During Bonnie’s fifth year of life, the family’s life was turned upside down with visits to the hospital and follow-up physician visits. For a year and a half, Bonnie’s eventual recovery was uncertain. During the following years, Bonnie’s folks turned what should have been simply a demanding and controlling phase of life into a life script. Their parental responses of continually excusing their daughter’s immature and demanding behavior validated her attitude of entitlement, feelings of victimization, and her habit of blaming others for all the unhappy things in her life. In the years that followed, Bonnie’s parents’ fear of losing their daughter to a recurrence of tumor that never occurred turned Bonnie into the witch-princess of the home. Whatever Bonnie wanted, Bonnie got. She antagonized her older sister, Rachael, who was admonished by her parents to put up with her antics, and simply cope with her unremitting nastiness. Her younger brother, Bud, remembers Bonnie only as “the older sister from hell.”
Perhaps these siblings could have recovered from the resentment of their childhood if Bonnie had grown up but, sadly, she never did. In Bud’s words, she has continued “...to suck my parents dry. They took out a second mortgage on their home because Bonnie wastes her money on pedicures and DVDs instead of paying rent.”
Somehow, Bonnie’s parents have never been able to disentangle themselves from making Bonnie the center of their energy and attention. Now they are between a rock and a hard place, having created a demanding, hostile-dependent child who they fear could become a street person if they do not accede to her continuing demands on their resources and energy. Bonnie resentfully (“it’s not enough”) accepts their gifts, which have considerably drained the family estate, with nary a “thank you.”
This sad cycle is so common that it might almost be considered “normal” for kids with serious health concerns. But happily, with the right techniques, it is less likely to occur. So how do parents avoid raising hostile-dependent children? And how can parents best insure that their child is “respectful, responsible and pleasant to be around”? There are many good answers that are effective for most children most of the time.

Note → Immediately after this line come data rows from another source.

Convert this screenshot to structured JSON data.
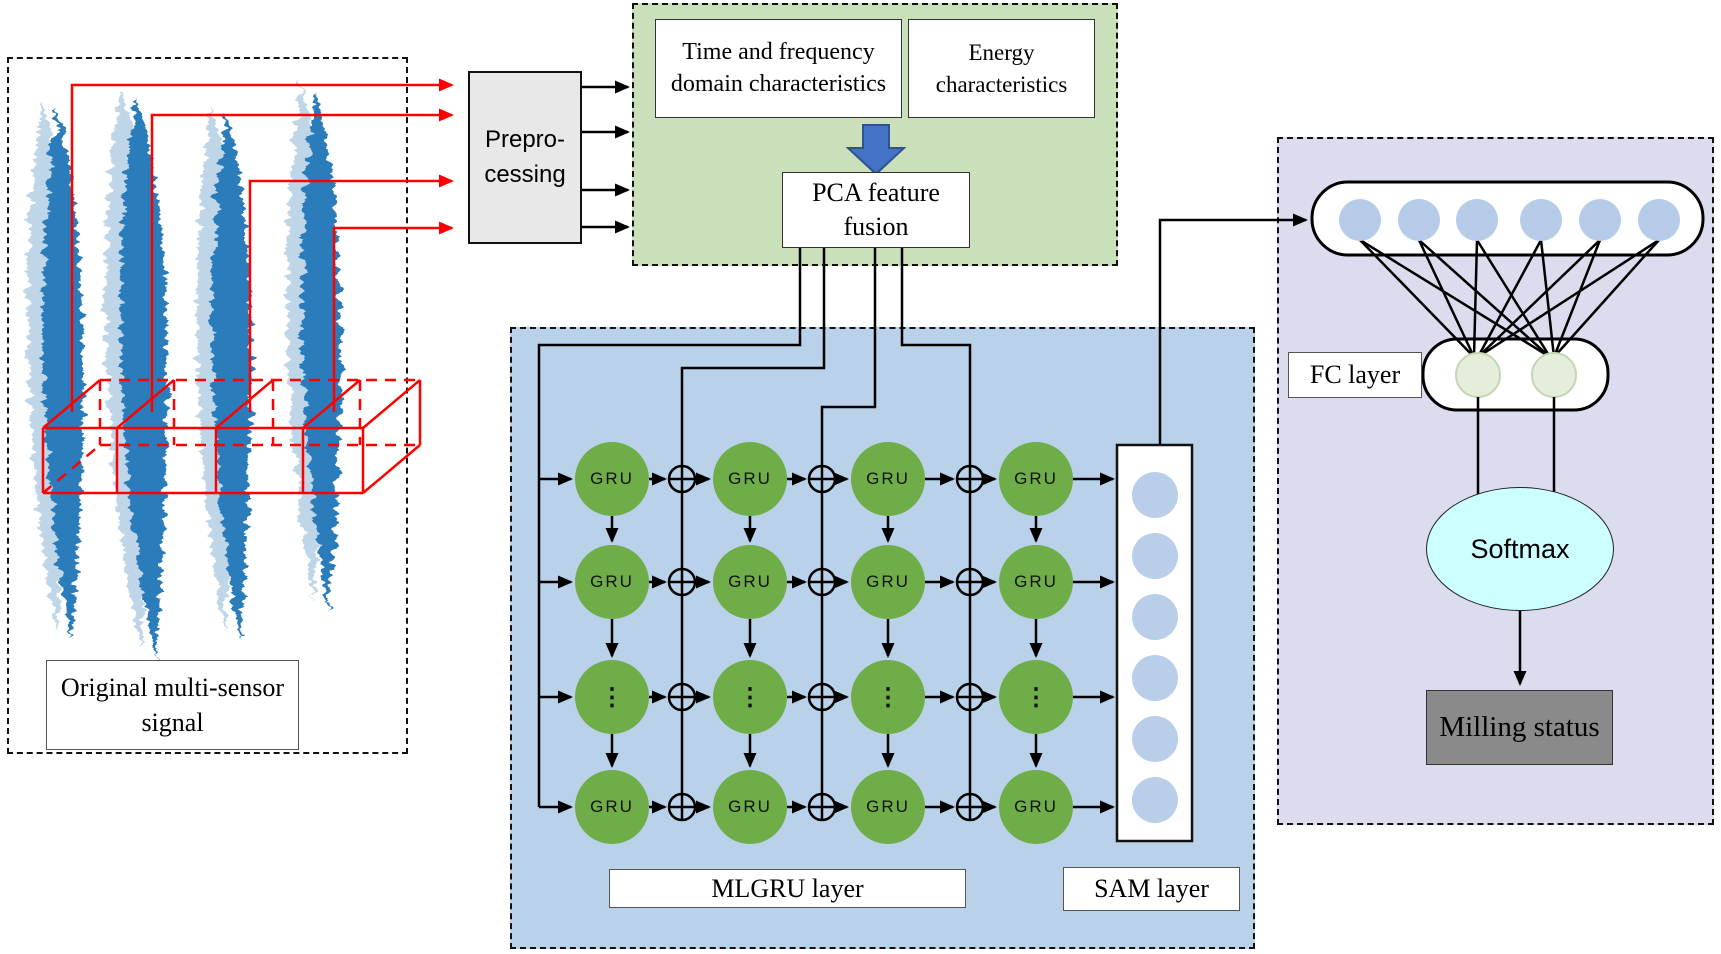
{
  "left_panel": {
    "label": "Original multi-sensor signal",
    "signal_color": "#2b7bbb",
    "signal_echo_color": "#8ab4d8",
    "sample_box_color": "#ff0000"
  },
  "preprocessing": {
    "line1": "Prepro-",
    "line2": "cessing",
    "fill": "#e9e8e8"
  },
  "features": {
    "panel_fill": "#c9e0ba",
    "time_freq": "Time and frequency domain characteristics",
    "energy": "Energy characteristics",
    "pca": "PCA feature fusion",
    "big_arrow_fill": "#4472c4",
    "big_arrow_edge": "#2f528f"
  },
  "mlgru": {
    "panel_fill": "#b9d2ea",
    "gru_label": "GRU",
    "ellipsis": "⋮",
    "layer_label": "MLGRU layer",
    "node_fill": "#6fad49"
  },
  "sam": {
    "layer_label": "SAM layer",
    "circle_fill": "#b9cfe9"
  },
  "output_panel": {
    "panel_fill": "#dbdcee",
    "fc_label": "FC layer",
    "softmax_label": "Softmax",
    "milling_label": "Milling status",
    "top_circle_fill": "#b6cbe7",
    "fc_circle_fill": "#e4eedb",
    "softmax_fill": "#ccffff",
    "milling_fill": "#8a8a8a"
  }
}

Those answers include how parents should encourage rather than praise their children; how they can develop problem-solving skills in their children; how parents show empathy rather than anger before allowing consequences to fall and include techniques that avoid showing parental frustration. It truly takes a book to clearly define all the answers but here are some guidelines:
- Entitlement begins when children no longer say “thank you” to giving parents.
- Hostile Dependency shows when children are angry when parents don’t fix the child’s problem.
- When children demonstrate a higher ability to perform tasks for others than they show at home, then parental over-protection and low expectations is the usual cause.
- Children who are blaming attempt to manipulate and increase parental guilt in order to control the situation.
- Wise parents do not excuse disrespect, for it sets the foundation for their child’s hostile and self destructive behavior.
Finally, we rejoice in the fact that protection of others has a positive side. A shining aspect of the human soul sparkles when we act on our desires to help one another out of difficult situations, even at our own detriment. On a deep level, sacrifice for another may actually be a gift we give ourselves. When we see a person who has lived a sacrificial life for others, our own soul confirms, “That’s a sweet person who deserves a special place in heaven!”
But too much sugar leads to a death from diabetes.